Naturally, any of the above at the very least sting and sometimes are experienced as a deep wound in our heart or psyche. If there are many acts of love or tenderness to counterbalance the inevitable hurts that take place, we recover, repair and reconcile. If the pain becomes too frequent, we become cautious around our partner, lose trust in their good will, love and caring for us and begin to see them as "the enemy". In order to protect ourselves, we begin to close our heart and mind to our partner. While this does indeed miminmize the hurt that we experience, it does not allow any love that is coming our way to be felt and also does not allow any love we feel in our hearts to be expressed.

Thus we may have a place in our mind of connectedness from earlier days in the relationship that we remember and ways in which our partner still is helpful which allow us to say we love our partner, but we are now cut off from our own feelings of tenderness and vulnerability and we become isolated in our relationship.

Next Week-What can be done to re-awaken our "feelings of love".

Sunday, December 4, 2011

Relationship Tip of The Week #86-The Conversation-the challenge of gender

In order to help facilitate "The Couple's Conversation", i am listing below some of the gender differences that contribute to making this process more challenging. Of course, not all men and women are alike and there are always exceptions to prove the rule; however, most of the elements listed below will be recognized by most couples.

1) Women are more comfortable having longer conversations which makes it frustrating for them when men want to end the discussion prematurely.

2) Men have less interest in many of the details that women want to share and want to get to the point or solve the problem.

3) Since men are not as comfortable with "our relationship" talks as women, they will often avoid or put off the discussions which feels very uncaring and unloving to women.

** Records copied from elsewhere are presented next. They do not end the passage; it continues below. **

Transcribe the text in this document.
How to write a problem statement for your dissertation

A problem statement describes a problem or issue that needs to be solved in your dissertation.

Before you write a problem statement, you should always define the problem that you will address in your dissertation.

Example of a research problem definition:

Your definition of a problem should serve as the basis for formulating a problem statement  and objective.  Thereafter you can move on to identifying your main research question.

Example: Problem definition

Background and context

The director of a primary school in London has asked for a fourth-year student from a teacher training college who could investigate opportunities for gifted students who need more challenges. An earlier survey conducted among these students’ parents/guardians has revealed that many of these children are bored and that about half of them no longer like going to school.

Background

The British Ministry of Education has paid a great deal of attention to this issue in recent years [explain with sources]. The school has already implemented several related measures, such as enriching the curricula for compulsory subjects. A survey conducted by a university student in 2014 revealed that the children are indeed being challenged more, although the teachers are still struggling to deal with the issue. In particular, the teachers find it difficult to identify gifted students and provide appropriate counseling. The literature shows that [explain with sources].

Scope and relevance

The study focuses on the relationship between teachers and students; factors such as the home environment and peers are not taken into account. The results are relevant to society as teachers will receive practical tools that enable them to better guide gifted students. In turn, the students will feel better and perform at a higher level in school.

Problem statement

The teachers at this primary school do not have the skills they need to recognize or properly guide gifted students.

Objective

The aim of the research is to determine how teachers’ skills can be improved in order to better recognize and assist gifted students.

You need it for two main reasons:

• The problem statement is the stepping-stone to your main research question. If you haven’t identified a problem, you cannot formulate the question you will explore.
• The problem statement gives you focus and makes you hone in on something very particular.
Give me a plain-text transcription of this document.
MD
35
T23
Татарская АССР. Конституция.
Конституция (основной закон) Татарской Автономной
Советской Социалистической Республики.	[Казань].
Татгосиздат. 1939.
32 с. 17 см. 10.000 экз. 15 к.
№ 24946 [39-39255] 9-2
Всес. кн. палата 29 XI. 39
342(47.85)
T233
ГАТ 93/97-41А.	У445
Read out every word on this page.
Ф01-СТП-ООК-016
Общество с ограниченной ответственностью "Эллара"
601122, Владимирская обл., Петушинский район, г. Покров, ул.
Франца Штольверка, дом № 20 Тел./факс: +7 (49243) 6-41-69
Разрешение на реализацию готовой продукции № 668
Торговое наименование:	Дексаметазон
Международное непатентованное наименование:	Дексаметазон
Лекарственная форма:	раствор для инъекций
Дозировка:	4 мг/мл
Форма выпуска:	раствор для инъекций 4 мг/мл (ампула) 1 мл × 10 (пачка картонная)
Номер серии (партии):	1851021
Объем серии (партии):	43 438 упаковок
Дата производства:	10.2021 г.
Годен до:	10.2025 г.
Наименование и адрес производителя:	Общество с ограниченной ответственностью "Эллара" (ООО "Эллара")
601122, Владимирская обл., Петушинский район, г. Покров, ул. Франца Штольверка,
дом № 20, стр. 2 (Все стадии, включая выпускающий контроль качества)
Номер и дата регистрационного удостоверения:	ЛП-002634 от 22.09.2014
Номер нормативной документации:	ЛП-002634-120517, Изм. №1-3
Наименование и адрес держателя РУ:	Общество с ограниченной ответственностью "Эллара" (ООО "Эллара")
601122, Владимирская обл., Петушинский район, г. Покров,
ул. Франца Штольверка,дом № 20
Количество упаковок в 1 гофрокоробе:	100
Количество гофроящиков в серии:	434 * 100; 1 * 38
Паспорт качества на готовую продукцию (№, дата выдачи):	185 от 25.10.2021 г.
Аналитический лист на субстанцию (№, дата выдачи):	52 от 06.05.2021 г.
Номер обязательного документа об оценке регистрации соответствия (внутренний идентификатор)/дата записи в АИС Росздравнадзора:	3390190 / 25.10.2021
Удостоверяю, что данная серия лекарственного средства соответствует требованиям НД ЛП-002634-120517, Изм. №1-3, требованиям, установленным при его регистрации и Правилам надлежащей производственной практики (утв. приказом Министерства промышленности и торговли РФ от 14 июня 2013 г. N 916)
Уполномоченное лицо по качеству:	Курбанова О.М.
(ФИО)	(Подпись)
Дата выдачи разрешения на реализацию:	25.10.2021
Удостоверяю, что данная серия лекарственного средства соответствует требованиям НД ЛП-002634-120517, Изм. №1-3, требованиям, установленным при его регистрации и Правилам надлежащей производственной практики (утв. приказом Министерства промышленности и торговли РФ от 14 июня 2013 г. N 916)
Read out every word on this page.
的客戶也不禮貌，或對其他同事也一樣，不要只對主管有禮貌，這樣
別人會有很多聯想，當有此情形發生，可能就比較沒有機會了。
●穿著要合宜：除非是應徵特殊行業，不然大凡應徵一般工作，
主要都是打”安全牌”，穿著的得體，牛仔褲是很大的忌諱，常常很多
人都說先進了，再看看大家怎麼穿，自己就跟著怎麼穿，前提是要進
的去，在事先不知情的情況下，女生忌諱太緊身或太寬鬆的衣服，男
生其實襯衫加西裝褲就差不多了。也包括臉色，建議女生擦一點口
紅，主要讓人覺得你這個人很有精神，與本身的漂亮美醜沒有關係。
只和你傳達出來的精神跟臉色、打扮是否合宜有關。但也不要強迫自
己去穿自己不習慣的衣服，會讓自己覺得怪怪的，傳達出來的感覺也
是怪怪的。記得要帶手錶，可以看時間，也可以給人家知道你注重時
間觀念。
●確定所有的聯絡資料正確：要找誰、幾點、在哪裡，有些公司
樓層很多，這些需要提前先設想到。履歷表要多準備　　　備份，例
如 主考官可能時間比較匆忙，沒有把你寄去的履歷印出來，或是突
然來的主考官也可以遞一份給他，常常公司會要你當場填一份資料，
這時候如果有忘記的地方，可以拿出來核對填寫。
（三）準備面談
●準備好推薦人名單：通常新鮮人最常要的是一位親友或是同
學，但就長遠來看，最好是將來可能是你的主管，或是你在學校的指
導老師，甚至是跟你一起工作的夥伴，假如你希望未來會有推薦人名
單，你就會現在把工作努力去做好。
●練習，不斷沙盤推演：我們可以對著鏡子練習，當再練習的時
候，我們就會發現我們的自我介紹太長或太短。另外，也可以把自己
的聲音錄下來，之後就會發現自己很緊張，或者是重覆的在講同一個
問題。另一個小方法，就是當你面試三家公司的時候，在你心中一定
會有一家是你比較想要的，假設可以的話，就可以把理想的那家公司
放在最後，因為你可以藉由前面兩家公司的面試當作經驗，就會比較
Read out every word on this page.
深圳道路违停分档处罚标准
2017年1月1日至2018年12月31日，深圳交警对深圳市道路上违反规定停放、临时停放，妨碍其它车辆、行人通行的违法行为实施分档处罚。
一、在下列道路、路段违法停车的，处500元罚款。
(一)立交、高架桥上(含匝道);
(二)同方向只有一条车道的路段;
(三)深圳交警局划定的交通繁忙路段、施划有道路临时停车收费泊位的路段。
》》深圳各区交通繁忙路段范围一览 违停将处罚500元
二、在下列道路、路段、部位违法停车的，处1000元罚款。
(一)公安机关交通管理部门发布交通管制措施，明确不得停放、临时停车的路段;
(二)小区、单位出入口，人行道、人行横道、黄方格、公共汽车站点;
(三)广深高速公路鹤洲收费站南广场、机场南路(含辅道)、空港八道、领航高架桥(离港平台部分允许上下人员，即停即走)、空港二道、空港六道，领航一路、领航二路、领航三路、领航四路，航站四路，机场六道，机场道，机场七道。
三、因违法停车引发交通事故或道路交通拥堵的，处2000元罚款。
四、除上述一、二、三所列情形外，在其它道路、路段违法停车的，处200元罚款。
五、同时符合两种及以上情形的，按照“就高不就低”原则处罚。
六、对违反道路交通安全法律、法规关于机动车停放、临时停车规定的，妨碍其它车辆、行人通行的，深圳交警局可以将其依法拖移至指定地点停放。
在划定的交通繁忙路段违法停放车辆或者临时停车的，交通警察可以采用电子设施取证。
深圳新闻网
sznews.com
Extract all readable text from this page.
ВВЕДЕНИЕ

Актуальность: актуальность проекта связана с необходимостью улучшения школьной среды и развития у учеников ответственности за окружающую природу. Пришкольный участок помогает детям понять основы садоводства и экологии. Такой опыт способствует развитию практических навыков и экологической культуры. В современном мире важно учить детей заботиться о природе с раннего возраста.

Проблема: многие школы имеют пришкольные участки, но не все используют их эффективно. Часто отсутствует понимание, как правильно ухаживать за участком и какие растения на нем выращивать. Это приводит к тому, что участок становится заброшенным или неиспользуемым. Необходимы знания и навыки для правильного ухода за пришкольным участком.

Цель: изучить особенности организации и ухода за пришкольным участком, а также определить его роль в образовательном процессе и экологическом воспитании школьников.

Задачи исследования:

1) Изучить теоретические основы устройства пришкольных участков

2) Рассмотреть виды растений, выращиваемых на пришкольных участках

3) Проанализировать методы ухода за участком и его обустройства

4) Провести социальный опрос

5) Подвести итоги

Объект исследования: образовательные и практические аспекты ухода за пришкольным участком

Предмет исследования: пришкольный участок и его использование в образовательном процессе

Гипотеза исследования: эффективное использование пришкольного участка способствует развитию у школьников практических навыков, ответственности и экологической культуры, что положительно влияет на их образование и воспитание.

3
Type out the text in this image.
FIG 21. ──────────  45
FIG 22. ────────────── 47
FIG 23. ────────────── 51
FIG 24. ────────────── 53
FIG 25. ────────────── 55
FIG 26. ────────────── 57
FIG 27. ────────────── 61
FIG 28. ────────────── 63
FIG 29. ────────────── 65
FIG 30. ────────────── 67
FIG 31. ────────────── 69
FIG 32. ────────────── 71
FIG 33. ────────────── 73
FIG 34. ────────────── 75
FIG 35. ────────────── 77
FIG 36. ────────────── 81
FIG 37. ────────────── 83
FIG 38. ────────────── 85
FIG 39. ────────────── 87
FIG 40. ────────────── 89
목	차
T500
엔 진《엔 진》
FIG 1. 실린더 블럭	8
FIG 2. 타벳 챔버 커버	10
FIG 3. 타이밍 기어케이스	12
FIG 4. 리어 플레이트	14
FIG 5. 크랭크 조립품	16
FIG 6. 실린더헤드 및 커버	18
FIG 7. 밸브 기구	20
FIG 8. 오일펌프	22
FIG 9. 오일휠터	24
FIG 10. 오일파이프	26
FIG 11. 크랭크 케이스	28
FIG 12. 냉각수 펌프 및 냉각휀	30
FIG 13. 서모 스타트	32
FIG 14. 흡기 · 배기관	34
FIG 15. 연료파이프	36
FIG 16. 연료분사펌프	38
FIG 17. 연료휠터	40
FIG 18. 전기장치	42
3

4) Men will respond more quickly with anger when hurt or cornered which makes it difficult for women to not become fearful.

5) Women will often respond with hurt and tears to conflict or accusations which cause men to shut down and withdraw as they are uncomfortable with sadness and feel guilty for causing their partner's pain.

6) It generally takes men longer to calm themselves down when their anger is activated making relationship repair more difficult for women as they usually want to re-establish the connection more quickly.

7) Men will focus on logic and women will zero in on emotion which leads both to feel frustrated when trying to have what each considers a resonable conversation.

Obviously, these differences have been present for a long time and will not likley disappear in the near future.

So what can you do?

I believe the simple recognition of these differences by each partner can help to minimize taking certain gender communication styles personally. Keeping these differences in the back of your mind will also allow you to give your partner the benefit of the doubt and utilize softer and more caring approaches when holding "The Conversation".